Reputation: 18774
I have an Oracle table where I want to find out if there are any duplicate rows (i.e. where all column values are equal). The problem is that the rows have unique primary keys so I want to exclude them since they are basically preventing me doing this.
Is there a way to ignore the primary key when doing such a task (instead of listing all columns except the primary key column) so that I can find out the duplicate rows?
Upvotes: 0
Views: 2191
Reputation: 8361
No, just list all columns except the primary key columns in the GROUP BY
clause:
CREATE TABLE mytable (
pk NUMBER PRIMARY KEY,
c1 NUMBER NOT NULL,
c2 NUMBER
);
INSERT INTO mytable (pk, c1, c2) VALUES (100, 1, 1);
INSERT INTO mytable (pk, c1, c2) VALUES (101, 1, 1);
INSERT INTO mytable (pk, c1, c2) VALUES (102, 2, 1);
INSERT INTO mytable (pk, c1, c2) VALUES (103, 2, null);
INSERT INTO mytable (pk, c1, c2) VALUES (104, 2, null);
SELECT c1, c2
FROM mytable
GROUP BY c1, c2
HAVING COUNT(*) > 1;
C1 C2
----- -----
1 1
2 (null)
To find out the non-primary key columns, you could use the following query. For most tables it will be quicker to type the columns instead of pasting/running the query:
SELECT column_name
FROM user_tab_columns co
WHERE co.table_name = 'MYTABLE'
AND NOT EXISTS (
SELECT *
FROM user_constraints pk
JOIN user_cons_columns pc USING (owner, constraint_name)

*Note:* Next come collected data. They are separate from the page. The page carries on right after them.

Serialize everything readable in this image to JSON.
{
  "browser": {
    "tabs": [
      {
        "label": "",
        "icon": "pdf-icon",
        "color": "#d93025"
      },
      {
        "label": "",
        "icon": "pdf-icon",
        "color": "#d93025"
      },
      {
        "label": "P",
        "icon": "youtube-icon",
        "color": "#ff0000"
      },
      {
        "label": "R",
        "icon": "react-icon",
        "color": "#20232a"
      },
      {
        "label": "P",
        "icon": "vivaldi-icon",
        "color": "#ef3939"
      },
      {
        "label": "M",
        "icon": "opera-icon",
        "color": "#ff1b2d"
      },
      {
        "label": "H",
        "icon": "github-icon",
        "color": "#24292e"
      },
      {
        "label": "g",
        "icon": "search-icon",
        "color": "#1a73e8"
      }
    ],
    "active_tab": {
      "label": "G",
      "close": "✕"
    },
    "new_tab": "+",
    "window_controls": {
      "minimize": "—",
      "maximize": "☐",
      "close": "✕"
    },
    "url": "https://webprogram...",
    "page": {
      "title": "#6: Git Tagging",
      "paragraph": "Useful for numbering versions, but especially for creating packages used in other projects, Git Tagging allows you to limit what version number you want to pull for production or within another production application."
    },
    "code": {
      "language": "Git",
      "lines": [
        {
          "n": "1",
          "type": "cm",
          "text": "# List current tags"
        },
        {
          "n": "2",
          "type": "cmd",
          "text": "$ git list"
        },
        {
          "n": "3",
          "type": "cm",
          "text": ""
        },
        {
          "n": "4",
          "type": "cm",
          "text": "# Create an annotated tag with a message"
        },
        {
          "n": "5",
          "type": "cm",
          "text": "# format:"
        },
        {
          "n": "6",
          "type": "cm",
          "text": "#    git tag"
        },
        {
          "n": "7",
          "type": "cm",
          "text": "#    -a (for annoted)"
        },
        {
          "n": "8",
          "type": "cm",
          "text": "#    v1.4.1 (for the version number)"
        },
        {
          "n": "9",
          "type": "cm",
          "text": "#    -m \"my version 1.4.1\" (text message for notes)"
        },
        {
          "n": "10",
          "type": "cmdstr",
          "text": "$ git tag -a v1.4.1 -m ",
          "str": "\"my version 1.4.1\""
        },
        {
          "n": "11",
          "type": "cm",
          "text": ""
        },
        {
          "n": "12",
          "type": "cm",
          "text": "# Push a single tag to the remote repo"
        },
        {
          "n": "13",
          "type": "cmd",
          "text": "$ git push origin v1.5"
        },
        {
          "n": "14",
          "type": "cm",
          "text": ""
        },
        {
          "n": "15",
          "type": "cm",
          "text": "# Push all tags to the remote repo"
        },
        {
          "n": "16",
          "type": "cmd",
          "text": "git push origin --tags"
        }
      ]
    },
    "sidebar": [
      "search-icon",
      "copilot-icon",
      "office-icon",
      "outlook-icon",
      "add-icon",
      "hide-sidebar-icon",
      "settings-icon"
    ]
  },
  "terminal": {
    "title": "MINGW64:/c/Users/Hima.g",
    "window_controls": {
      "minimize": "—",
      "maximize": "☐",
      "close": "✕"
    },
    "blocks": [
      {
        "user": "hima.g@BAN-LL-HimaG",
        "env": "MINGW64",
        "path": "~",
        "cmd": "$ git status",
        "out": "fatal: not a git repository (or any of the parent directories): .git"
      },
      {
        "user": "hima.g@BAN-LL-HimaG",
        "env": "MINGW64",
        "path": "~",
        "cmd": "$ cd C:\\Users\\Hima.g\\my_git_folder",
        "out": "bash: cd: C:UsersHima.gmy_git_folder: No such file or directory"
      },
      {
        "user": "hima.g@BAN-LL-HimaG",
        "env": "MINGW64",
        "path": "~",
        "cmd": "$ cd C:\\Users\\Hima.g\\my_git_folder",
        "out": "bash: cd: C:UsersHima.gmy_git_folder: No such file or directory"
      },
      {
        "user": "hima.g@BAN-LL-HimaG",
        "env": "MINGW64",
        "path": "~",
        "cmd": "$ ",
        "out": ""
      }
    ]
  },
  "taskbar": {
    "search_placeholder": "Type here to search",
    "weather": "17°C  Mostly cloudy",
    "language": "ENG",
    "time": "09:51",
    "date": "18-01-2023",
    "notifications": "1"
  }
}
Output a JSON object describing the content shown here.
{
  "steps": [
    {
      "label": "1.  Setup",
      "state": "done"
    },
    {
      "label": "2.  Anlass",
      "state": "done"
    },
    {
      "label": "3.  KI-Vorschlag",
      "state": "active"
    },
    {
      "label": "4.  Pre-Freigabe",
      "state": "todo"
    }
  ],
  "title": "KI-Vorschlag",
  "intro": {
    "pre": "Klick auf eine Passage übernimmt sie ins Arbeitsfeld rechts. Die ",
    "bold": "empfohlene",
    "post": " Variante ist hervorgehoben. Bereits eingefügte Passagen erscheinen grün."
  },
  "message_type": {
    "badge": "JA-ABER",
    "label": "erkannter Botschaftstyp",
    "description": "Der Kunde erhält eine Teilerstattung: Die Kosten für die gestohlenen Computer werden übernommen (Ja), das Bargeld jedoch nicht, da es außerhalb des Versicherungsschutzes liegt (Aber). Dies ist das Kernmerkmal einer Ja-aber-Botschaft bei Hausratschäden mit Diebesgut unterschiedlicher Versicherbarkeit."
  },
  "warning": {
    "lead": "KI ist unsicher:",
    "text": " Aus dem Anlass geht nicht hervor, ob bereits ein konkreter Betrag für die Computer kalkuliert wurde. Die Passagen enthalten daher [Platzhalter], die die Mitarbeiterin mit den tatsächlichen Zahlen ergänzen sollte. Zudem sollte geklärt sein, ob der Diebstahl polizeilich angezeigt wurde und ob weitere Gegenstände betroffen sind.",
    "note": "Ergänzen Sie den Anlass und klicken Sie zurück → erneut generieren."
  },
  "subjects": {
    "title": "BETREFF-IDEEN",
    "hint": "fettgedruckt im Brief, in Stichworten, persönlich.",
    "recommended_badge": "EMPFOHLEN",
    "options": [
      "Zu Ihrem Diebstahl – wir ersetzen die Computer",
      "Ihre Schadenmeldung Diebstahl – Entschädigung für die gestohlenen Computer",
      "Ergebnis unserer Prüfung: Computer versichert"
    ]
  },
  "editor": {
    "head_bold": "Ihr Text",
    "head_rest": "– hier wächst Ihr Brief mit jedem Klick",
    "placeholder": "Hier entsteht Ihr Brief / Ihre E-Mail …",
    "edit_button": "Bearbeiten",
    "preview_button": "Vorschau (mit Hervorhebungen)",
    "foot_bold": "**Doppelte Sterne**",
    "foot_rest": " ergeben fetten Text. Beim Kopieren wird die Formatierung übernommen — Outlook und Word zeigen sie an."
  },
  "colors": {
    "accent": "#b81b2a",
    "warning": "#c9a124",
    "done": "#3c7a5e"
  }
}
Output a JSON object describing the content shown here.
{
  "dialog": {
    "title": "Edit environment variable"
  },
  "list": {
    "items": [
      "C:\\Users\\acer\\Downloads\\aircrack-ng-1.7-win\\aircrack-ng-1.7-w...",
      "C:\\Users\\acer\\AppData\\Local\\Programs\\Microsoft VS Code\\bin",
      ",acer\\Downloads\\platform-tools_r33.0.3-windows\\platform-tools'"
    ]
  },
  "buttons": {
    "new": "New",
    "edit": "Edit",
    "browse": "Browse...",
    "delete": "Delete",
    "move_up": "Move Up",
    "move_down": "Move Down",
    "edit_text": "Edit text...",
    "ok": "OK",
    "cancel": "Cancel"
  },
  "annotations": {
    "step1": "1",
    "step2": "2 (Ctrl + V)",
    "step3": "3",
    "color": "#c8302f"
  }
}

WHERE pk.table_name = co.table_name
AND constraint_type='P'
AND co.column_name = pc.column_name)
ORDER BY co.column_id;
Upvotes: 2
Reputation: 231861
You're going to have to list the other columns explicitly.
Potentially, you could use dynamic SQL to generate the query that you want. But that is unlikely to be terribly helpful if this is just for a single table. If you were trying to automate a process of comparing dozens or hundreds of tables, a dynamic SQL approach would potentially be easier to manage.